Самую большую конкуренцию кабуки составил кинематограф, новое поле для художественных усилий и по-настоящему массовое развлекательное искусство первой половины ХХ века. Кино не торопилось резко и окончательно порывать с существующими театральными традициями и методами актерской игры, однако создатели фильмов осваивали возможности нового выразительного средства с поистине вызывающей удивление скоростью. Первые ленты представляли собой сцены из спектаклей кабуки, отрывки из постановок симпа или короткие сцены с участием актеров симпа, где мужчины продолжали играть женские роли. Немые фильмы оживляли комментарии профессиональных чтецов (бэнси), которые объясняли зрителям происходящее на экране.
Первый настоящий кинотеатр был построен в 1903 году, а в 1918-м японские кинематографисты черпали вдохновение уже не в традиционном театре, а в иностранном кино. Крупные и общие планы, непрерывное действие, использование простой передвигающейся камеры, искусственное освещение, съемки вне павильона, субтитры и исполнение женских ролей актрисами помогли фильмам вырваться за рамки эстетических стандартов прошлого.
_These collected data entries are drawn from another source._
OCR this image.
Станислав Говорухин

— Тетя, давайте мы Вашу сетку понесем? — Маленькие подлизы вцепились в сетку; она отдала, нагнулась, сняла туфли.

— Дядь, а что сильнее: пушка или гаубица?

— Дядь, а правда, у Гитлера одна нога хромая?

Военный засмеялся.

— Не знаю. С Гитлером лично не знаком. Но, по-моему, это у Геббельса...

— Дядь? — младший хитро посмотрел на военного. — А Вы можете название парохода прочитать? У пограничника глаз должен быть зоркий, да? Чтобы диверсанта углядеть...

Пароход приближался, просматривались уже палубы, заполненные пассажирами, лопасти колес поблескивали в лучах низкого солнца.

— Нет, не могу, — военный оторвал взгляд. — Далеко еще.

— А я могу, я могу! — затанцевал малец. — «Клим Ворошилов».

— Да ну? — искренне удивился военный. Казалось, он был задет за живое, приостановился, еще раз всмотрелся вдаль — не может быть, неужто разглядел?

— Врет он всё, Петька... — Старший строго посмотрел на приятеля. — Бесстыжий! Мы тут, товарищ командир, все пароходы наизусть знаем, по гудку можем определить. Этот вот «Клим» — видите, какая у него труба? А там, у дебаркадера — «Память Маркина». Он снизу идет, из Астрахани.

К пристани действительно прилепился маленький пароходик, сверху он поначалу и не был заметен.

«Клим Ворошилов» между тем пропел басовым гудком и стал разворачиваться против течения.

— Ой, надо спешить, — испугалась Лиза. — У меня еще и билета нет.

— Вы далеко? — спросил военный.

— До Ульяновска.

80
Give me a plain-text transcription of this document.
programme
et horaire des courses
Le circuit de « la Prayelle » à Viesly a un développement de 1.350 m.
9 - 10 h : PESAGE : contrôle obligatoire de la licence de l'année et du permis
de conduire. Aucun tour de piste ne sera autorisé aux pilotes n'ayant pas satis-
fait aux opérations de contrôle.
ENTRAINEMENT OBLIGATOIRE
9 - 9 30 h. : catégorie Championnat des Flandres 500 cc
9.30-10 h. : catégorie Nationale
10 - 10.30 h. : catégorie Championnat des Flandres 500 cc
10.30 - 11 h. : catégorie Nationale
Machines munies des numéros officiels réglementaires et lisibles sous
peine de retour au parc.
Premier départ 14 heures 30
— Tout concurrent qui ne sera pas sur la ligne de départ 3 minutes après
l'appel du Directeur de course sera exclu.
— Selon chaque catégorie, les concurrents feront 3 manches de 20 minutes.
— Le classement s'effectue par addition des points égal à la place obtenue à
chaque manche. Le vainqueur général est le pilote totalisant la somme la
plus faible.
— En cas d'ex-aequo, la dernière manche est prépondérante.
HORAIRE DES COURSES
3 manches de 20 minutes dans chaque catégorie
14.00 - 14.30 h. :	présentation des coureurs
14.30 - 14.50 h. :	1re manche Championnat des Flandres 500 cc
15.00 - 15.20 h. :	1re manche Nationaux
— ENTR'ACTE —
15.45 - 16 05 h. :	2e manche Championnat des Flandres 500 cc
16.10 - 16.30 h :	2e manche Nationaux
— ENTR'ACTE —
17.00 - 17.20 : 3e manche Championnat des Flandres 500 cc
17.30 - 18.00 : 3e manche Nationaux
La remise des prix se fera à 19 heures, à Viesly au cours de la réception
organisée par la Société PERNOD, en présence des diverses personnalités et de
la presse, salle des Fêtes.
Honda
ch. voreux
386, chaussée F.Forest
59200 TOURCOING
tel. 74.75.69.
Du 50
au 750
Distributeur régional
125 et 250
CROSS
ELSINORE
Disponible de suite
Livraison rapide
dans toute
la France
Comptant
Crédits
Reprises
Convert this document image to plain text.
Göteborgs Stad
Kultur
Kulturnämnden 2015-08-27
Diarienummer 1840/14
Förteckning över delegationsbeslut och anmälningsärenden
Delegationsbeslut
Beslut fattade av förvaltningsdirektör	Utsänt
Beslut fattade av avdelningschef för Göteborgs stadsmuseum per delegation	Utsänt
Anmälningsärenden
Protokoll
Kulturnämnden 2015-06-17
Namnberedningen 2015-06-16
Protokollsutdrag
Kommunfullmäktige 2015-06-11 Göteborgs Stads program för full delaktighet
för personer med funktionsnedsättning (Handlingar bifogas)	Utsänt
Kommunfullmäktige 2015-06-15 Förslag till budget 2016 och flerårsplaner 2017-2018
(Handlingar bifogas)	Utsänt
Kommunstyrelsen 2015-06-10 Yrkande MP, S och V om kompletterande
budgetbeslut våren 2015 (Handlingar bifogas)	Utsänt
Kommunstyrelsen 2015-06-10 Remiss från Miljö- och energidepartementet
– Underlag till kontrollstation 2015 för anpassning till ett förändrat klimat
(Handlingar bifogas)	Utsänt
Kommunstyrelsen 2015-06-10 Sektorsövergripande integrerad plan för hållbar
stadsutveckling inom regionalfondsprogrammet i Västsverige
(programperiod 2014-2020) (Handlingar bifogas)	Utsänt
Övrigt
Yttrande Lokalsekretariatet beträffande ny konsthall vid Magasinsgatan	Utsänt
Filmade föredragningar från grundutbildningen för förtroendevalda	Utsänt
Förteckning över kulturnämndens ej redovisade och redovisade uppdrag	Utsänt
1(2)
Одной из первых лент, засвидетельствовавших технические возможности кинематографа, стала Сэй-но кагаяки («Блеск жизни»), снятая в 1918 году 25-летним Каэриямой Норимаса (1893–1964), большим поклонником Д. У. Гриффита. Он верил, что действие должно быть реалистичным, и в этом оказался не одинок. В 1921 году творческая группа под руководством Каору Осанаи, который по-прежнему являлся ведущей фигурой «новой драмы», выпустила фильм Родзё но рэйкон («Призраки на дороге»). В основу картины легли пьеса Максима Горького «На дне» и лента «Дитя улицы». Это один из первых примеров «фильма-настроения», который считается особым видом японского кинематографического искусства, далекого от мира кабуки с визуальной точки зрения, однако вызывающего не менее сильные чувства.
Создатели фильмов особенно стремились запечатлеть работу тех сил, которые они полагали величайшими в мире: любви в семье и товарищества между мужчинами. Они предпочитали наблюдать эти чувства не в редкие моменты драматического обострения, как в сюжетных лентах, а в характерные моменты преодоления длительных трудностей. Фильм «Призраки на дороге», который снимали на природе ранней зимой в горах центральной Японии, уводит своих персонажей далеко от шума и толпы, в край безжизненных пейзажей и пасмурного неба, где мужчины и женщины бессмысленно бродят на фоне мрачных гор и темного леса[166].
В поисках коммерческого успеха и стремлении превзойти конкурентов кинокомпании выпускали множество самых разных фильмов: мелодрамы в стиле симпа, комедии абсурда, ленты о повседневной жизни в серьезном или юмористическом ключе, сентиментальные фильмы «о матерях», аналоги западных боевиков, где место перестрелок занимали битвы на мечах, а также с конца 1920-х годов картины, посвященные критике общества, в современных и в исторических декорациях. Фильм 1929 года Дзандзин дзамба кэн («Меч, рубящий людей и пронзающий коней») об одиноком самурае, который ведет тяжелую жизнь в борьбе с феодальной системой, — прекрасный образец кино, призванного вызвать у зрителя возмущение социальным неравенством. В 1930-е, с ужесточением цензуры, число идеологических фильмов пошло на убыль. Примерно тогда же появилось звуковое кино, и бэнси постигла та же участь, что и актеров, исполнявших женские роли, десятилетием ранее, хотя они сдались не без протестов.